On ne peut, en effet, apprécier les montées et les descentes qu'en
jetant de temps en temps une feuille de papier à cigarettes. Si ce
papier, qui demeure, en réalité, suspendu dans l'air, semble tomber
comme une pierre, c'est que le ballon monte ; s'il semble au contraire
s'envoler au ciel, c'est que le ballon descend.
Les deux baromètres indiquent cinq cents mètres environ, et nous
regardons, avec une admiration enthousiaste, cette terre que nous
quittons, à laquelle nous ne tenons plus par rien et qui a l'air d'une
carte de géographie peinte, d'un plan démesuré de province. Toutes ses
rumeurs cependant nous arrivent distinctes, étrangement
reconnaissables. On entend surtout le bruit des roues sur les routes,
le claquement des fouets, le "hue" des charretiers, le roulement et le
sifflement des trains, et les rires des gamins qui courent et jouent
sur les places. Chaque fois que nous passons sur un village, ce sont
des clameurs enfantines qui dominent tout et montent dans le ciel avec
le plus d'acuité.
Des hommes nous appellent ; des locomotives sifflent ; nous
répondons avec la sirène qui pousse des gémissements plaintifs,
affreux, maigres, vraie voix d'être fantastique errant autour du monde.

Des lumières s'allument de place en place, feux isolés dans les
fermes chapelets de gaz dans les villes. Nous allons vers le nord-ouest
après avoir plané longtemps sur le petit lac d'Enghien. Une rivière
apparaît : c'est l'Oise. Alors nous discutons pour savoir où nous
sommes. Cette ville qui brille là-bas, est-ce Creil ou Pontoise ? Si
nous étions sur Pontoise, on verrait semble-t-il la jonction de la
Seine et de l'Oise ; et puis ce feu, cet énorme feu sur la gauche,
n'est-ce pas le haut fourneau de Montataire ?

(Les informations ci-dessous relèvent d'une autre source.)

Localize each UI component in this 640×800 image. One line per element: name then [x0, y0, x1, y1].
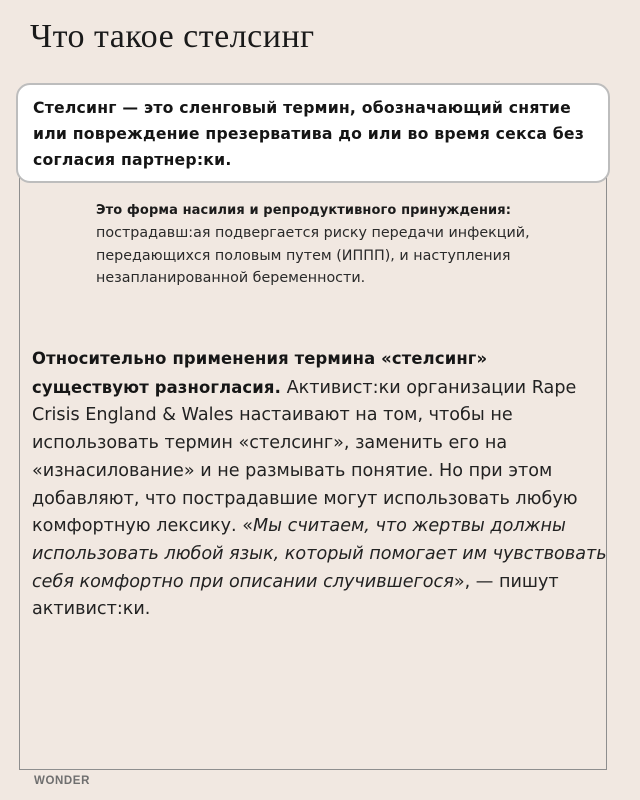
violence-body: пострадавш:ая подвергается риску передачи инфекций, передающихся половым путем (ИППП), и наступления незапланированной беременности. — [96, 225, 530, 286]
content-frame — [19, 174, 607, 770]
brand-logo: WONDER — [34, 775, 90, 787]
disagreement-body: Активист:ки организации Rape Crisis England & Wales настаивают на том, чтобы не использовать термин «стелсинг», заменить его на «изнасилование» и не размывать понятие. Но при этом добавляют, что пострадавшие могут использовать любую комфортную лексику. « — [32, 377, 578, 537]
page-title: Что такое стелсинг — [30, 18, 315, 55]
disagreement-tail: », — пишут активист:ки. — [32, 571, 559, 620]
activists-quote: Мы считаем, что жертвы должны использовать любой язык, который помогает им чувствовать себя комфортно при описании случившегося — [32, 516, 607, 592]
violence-lead: Это форма насилия и репродуктивного принуждения: — [96, 203, 512, 218]
definition-card — [16, 83, 610, 183]
disagreement-lead: Относительно применения термина «стелсинг» существуют разногласия. — [32, 349, 488, 397]
definition-text: Стелсинг — это сленговый термин, обозначающий снятие или повреждение презерватива до или во время секса без согласия партнер:ки. — [33, 98, 585, 169]
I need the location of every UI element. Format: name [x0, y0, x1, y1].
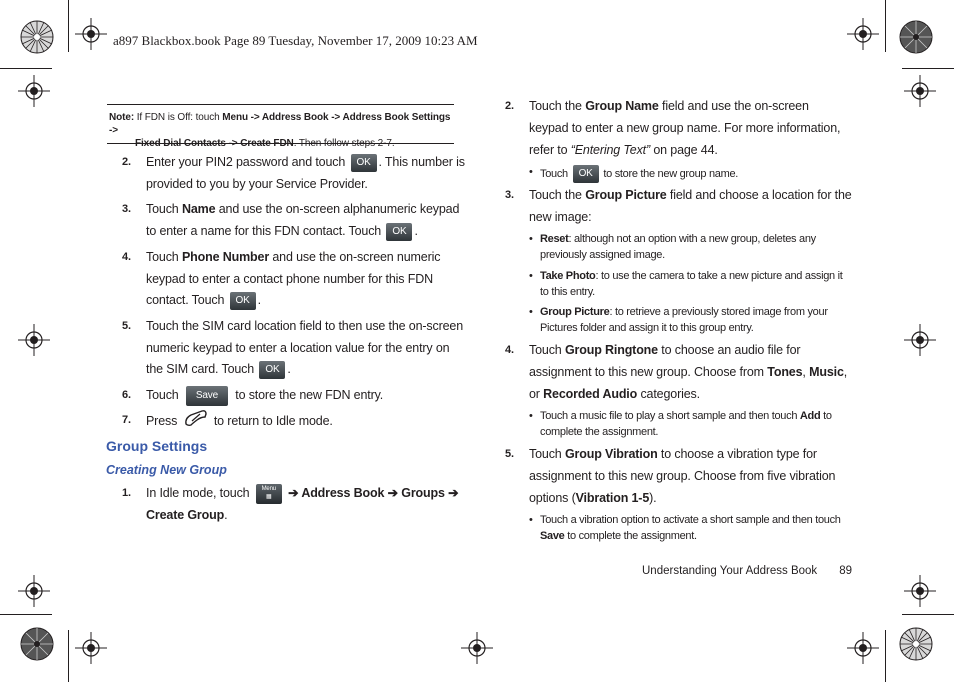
step-bold: Recorded Audio — [543, 387, 638, 401]
step-number: 1. — [122, 487, 131, 499]
note-line-2 — [109, 137, 452, 150]
note-menu-path-2: Fixed Dial Contacts -> Create FDN — [135, 138, 294, 149]
step-bold: Phone Number — [181, 250, 270, 264]
step-bold: Vibration 1-5 — [575, 491, 650, 505]
step-line — [146, 315, 463, 337]
ok-button-icon: OK — [573, 165, 599, 183]
left-step-3 — [122, 198, 462, 244]
arrow: ➔ — [284, 486, 302, 500]
menu-grid-icon: ▦ — [266, 493, 272, 500]
crosshair-mark-top-left — [75, 18, 107, 50]
step-text: . — [414, 224, 418, 238]
step-text: new image: — [529, 210, 592, 224]
step-text: keypad to enter a new group name. For more information, — [529, 121, 841, 135]
step-text: and use the on-screen alphanumeric keypad — [215, 202, 460, 216]
crosshair-mark-bottom-center — [461, 632, 493, 664]
step-line — [146, 384, 383, 406]
step-number: 2. — [122, 156, 131, 168]
step-text: and use the on-screen numeric — [269, 250, 441, 264]
step-bold: Group Name — [585, 99, 659, 113]
bullet-text-part: Touch a music file to play a short sample and then touch — [540, 410, 800, 422]
bullet-dot: • — [529, 270, 533, 282]
step-text: , — [843, 365, 848, 379]
bullet-dot: • — [529, 233, 533, 245]
step-text: ). — [649, 491, 657, 505]
crosshair-mark-top-right — [847, 18, 879, 50]
step-italic-link: “Entering Text” — [570, 143, 651, 157]
step-number: 6. — [122, 389, 131, 401]
step-line — [529, 487, 656, 509]
bullet-text-part: Pictures folder and assign it to this group entry. — [540, 321, 754, 334]
left-step-6 — [122, 384, 462, 408]
bullet-bold: Take Photo — [540, 270, 596, 282]
step-bold: Name — [181, 202, 216, 216]
step-text: . This number is — [378, 155, 465, 169]
bullet-text — [540, 513, 841, 544]
crosshair-mark-left-upper — [18, 75, 50, 107]
bullet-text — [540, 409, 832, 440]
step-text: keypad to enter a contact phone number for this FDN — [146, 272, 433, 286]
step-line — [146, 246, 440, 268]
step-line — [529, 339, 800, 361]
step-bold: Group Vibration — [564, 447, 658, 461]
step-text: provided to you by your Service Provider. — [146, 177, 368, 191]
step-text: field and choose a location for the — [666, 188, 852, 202]
right-step-5 — [505, 443, 850, 511]
step-text: Touch — [146, 250, 182, 264]
left-step-7 — [122, 409, 462, 433]
note-text: If FDN is Off: touch — [134, 112, 223, 123]
step-text: In Idle mode, touch — [146, 486, 253, 500]
step-text: assignment to this new group. Choose from — [529, 365, 768, 379]
bullet-dot: • — [529, 514, 533, 526]
step-text: or — [529, 387, 544, 401]
bullet-text — [540, 232, 816, 263]
step-text: the SIM card. Touch — [146, 362, 258, 376]
section-subtitle: Creating New Group — [106, 463, 227, 477]
step-bold: Group Ringtone — [564, 343, 658, 357]
arrow: ➔ — [384, 486, 402, 500]
step-line — [146, 289, 261, 311]
starburst-mark-bottom-left — [20, 627, 54, 661]
step-text: categories. — [637, 387, 700, 401]
step-text: Touch the SIM card location field to then use the on-screen — [146, 319, 464, 333]
crosshair-mark-left-lower — [18, 575, 50, 607]
trim-line-right-top-h — [902, 68, 954, 69]
left-step-5 — [122, 315, 462, 383]
bullet-text-part: to complete the assignment. — [564, 529, 697, 542]
note-text-end: . Then follow steps 2-7. — [293, 138, 395, 149]
bullet-text-part: : to retrieve a previously stored image from your — [609, 306, 828, 318]
crosshair-mark-right-upper — [904, 75, 936, 107]
step-text: on page 44. — [650, 143, 718, 157]
bullet-text-part: : to use the camera to take a new picture and assign it — [595, 270, 843, 282]
right-step-4 — [505, 339, 850, 407]
footer-section-name: Understanding Your Address Book — [642, 565, 818, 577]
step-text: numeric keypad to enter a location value for the entry on — [146, 341, 450, 355]
bullet-text-part: to store the new group name. — [600, 167, 739, 180]
bullet-text-part: previously assigned image. — [540, 248, 665, 261]
note-box — [107, 104, 454, 149]
step-line — [146, 504, 227, 526]
trim-line-top-left-v — [68, 0, 69, 52]
step-number: 3. — [122, 203, 131, 215]
step-line — [529, 184, 852, 206]
step-line — [146, 173, 368, 195]
page-footer — [642, 565, 852, 577]
step-line — [146, 482, 458, 504]
bullet-dot: • — [529, 306, 533, 318]
step-text: Touch — [146, 202, 182, 216]
step-text: Enter your PIN2 password and touch — [146, 155, 349, 169]
step-number: 5. — [122, 320, 131, 332]
note-menu-path: Menu -> Address Book -> Address Book Settings -> — [109, 112, 451, 136]
left-step-2 — [122, 151, 465, 197]
step-number: 3. — [505, 189, 514, 201]
step-text: to choose a vibration type for — [657, 447, 817, 461]
menu-button-icon — [256, 484, 282, 504]
save-button-icon: Save — [186, 386, 228, 406]
step-text: to store the new FDN entry. — [231, 388, 384, 402]
step-line — [529, 95, 809, 117]
ok-button-icon: OK — [386, 223, 412, 241]
step-number: 4. — [505, 344, 514, 356]
step-bold: Groups — [401, 486, 445, 500]
trim-line-left-bottom-h — [0, 614, 52, 615]
ok-button-icon: OK — [351, 154, 377, 172]
bullet-dot: • — [529, 410, 533, 422]
trim-line-left-top-h — [0, 68, 52, 69]
crosshair-mark-bottom-left — [75, 632, 107, 664]
trim-line-bottom-right-v — [885, 630, 886, 682]
ok-button-icon: OK — [259, 361, 285, 379]
step-text: Press — [146, 413, 181, 428]
page-number: 89 — [839, 565, 852, 577]
step-line — [529, 117, 840, 139]
starburst-mark-bottom-right — [899, 627, 933, 661]
step-bold: Tones — [767, 365, 803, 379]
step-text: to choose an audio file for — [657, 343, 801, 357]
step-text: contact. Touch — [146, 293, 228, 307]
step-line — [146, 151, 465, 173]
step-number: 4. — [122, 251, 131, 263]
bullet-text-part: to this entry. — [540, 285, 595, 298]
step-text: assignment to this new group. Choose from five vibration — [529, 469, 836, 483]
menu-icon-label: Menu — [261, 485, 276, 492]
bullet-text — [540, 305, 828, 336]
step-text: . — [257, 293, 261, 307]
starburst-mark-top-right — [899, 20, 933, 54]
step-line — [529, 443, 817, 465]
crosshair-mark-right-lower — [904, 575, 936, 607]
right-step-3 — [505, 184, 850, 230]
step-text: . — [224, 508, 228, 522]
step-line — [146, 409, 333, 434]
step-number: 7. — [122, 414, 131, 426]
step-line — [146, 220, 418, 242]
step-line — [529, 383, 700, 405]
step-text: . — [287, 362, 291, 376]
bullet-bold: Reset — [540, 233, 569, 245]
step-text: Touch — [529, 447, 565, 461]
step-line — [529, 139, 718, 161]
step-line — [146, 337, 449, 359]
bullet-text-part: : although not an option with a new group, deletes any — [568, 233, 816, 245]
step-number: 5. — [505, 448, 514, 460]
step-bold: Group Picture — [585, 188, 667, 202]
step-number: 2. — [505, 100, 514, 112]
step-line — [146, 198, 459, 220]
step-text: Touch the — [529, 188, 586, 202]
step-line — [529, 465, 835, 487]
note-line-1 — [109, 111, 452, 137]
section-title: Group Settings — [106, 438, 208, 454]
step-text: field and use the on-screen — [658, 99, 809, 113]
step-text: options ( — [529, 491, 576, 505]
end-key-icon — [183, 409, 209, 434]
step-bold: Address Book — [301, 486, 385, 500]
crosshair-mark-right-middle — [904, 324, 936, 356]
left-step-1-create-group — [122, 482, 462, 528]
bullet-dot: • — [529, 166, 533, 178]
step-text: refer to — [529, 143, 571, 157]
right-step-2 — [505, 95, 850, 163]
book-header: a897 Blackbox.book Page 89 Tuesday, November 17, 2009 10:23 AM — [113, 33, 478, 48]
step-text: Touch the — [529, 99, 586, 113]
ok-button-icon: OK — [230, 292, 256, 310]
bullet-text-part: to — [820, 410, 832, 422]
step-text: Touch — [146, 388, 182, 402]
step-bold: Create Group — [146, 508, 225, 522]
trim-line-top-right-v — [885, 0, 886, 52]
trim-line-right-bottom-h — [902, 614, 954, 615]
step-text: Touch — [529, 343, 565, 357]
step-text: , — [802, 365, 810, 379]
step-bold: Music — [809, 365, 844, 379]
step-line — [529, 206, 591, 228]
crosshair-mark-bottom-right — [847, 632, 879, 664]
bullet-bold: Group Picture — [540, 306, 610, 318]
step-text: to return to Idle mode. — [210, 413, 333, 428]
bullet-text-part: complete the assignment. — [540, 425, 659, 438]
step-text: to enter a name for this FDN contact. Touch — [146, 224, 385, 238]
bullet-text — [540, 165, 738, 183]
step-line — [529, 361, 847, 383]
bullet-text-part: Touch — [540, 167, 571, 180]
step-line — [146, 268, 433, 290]
bullet-bold: Add — [799, 410, 821, 422]
starburst-mark-top-left — [20, 20, 54, 54]
bullet-text — [540, 269, 843, 300]
step-line — [146, 358, 291, 380]
bullet-bold: Save — [540, 529, 565, 542]
arrow: ➔ — [444, 486, 459, 500]
crosshair-mark-left-middle — [18, 324, 50, 356]
note-label: Note: — [109, 112, 135, 123]
left-step-4 — [122, 246, 462, 314]
bullet-text-part: Touch a vibration option to activate a short sample and then touch — [540, 514, 841, 526]
trim-line-bottom-left-v — [68, 630, 69, 682]
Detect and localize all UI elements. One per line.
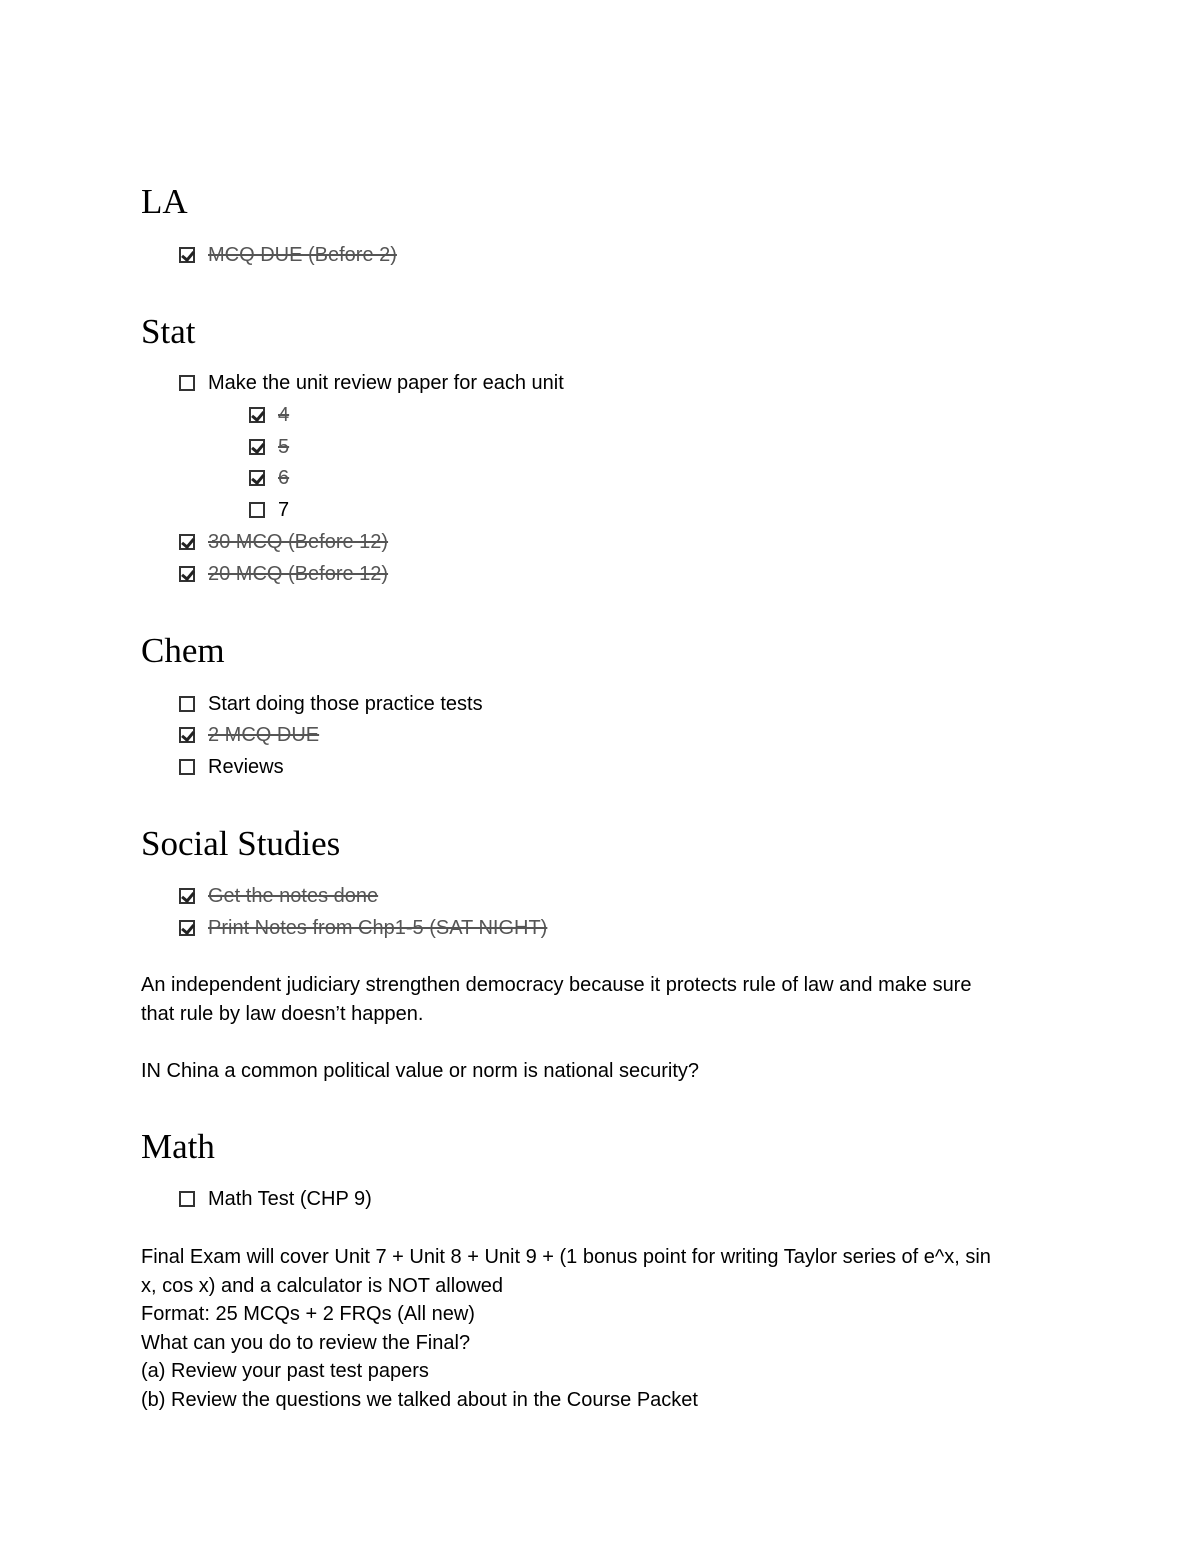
checklist-item [179, 370, 564, 396]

Nous nous trouvons en vérité sur Creil. Le spectacle est
surprenant ; sur la terre, il fait nuit et nous sommes encore dans la
lumière, à dix heures passées. Maintenant nous entendons les bruits
légers des champs, le double cri des cailles surtout, puis les
miaulements des chats et les hurlements des chiens. Certes, les chiens
sentent le ballon, le voient et donnent l'alarme. On les entend, par
toute la plaine, aboyer contre nous st gémir, comme ils gémissent à la
lune. Les boeufs aussi semblent se réveiller dans les étables, car ils
mugissent ; toutes les bêtes effrayées s'émeuvent devant ce monstre
aérien qui passe.
Et les odeurs du sol montent vers nous délicieuses, odeurs des
foins, des fleurs, de la terre verte et mouillée, parfumant l'air, un
air léger, si léger, si doux, si savoureux que jamais de ma vie je
n'avais respiré avec tant de bonheur. Un bien-être profond, inconnu,
m'envahit, bien-être du corps et de l'esprit, fait de nonchalance, de
repos infini, d'oubli, d'indifférence à tout et de cette sensation
nouvelle de traverser l'espace sans rien sentir de ce qui rend
insupportable le mouvement, sans bruit, sans secousses et sans
trépidations.
Tantôt nous montons et tantôt nous descendons. De minute en minute,
le lieutenant Mallet, suspendu dans sa toile d'araignée, dit au
capitaine Jovis : "Nous descendons, jetez une demi-poignée" Et le
capitaine, qui cause et rit avec nous, un sac de lest entre ses genoux,
prend dans ce sac un peu de sable et le jette par-dessus bord.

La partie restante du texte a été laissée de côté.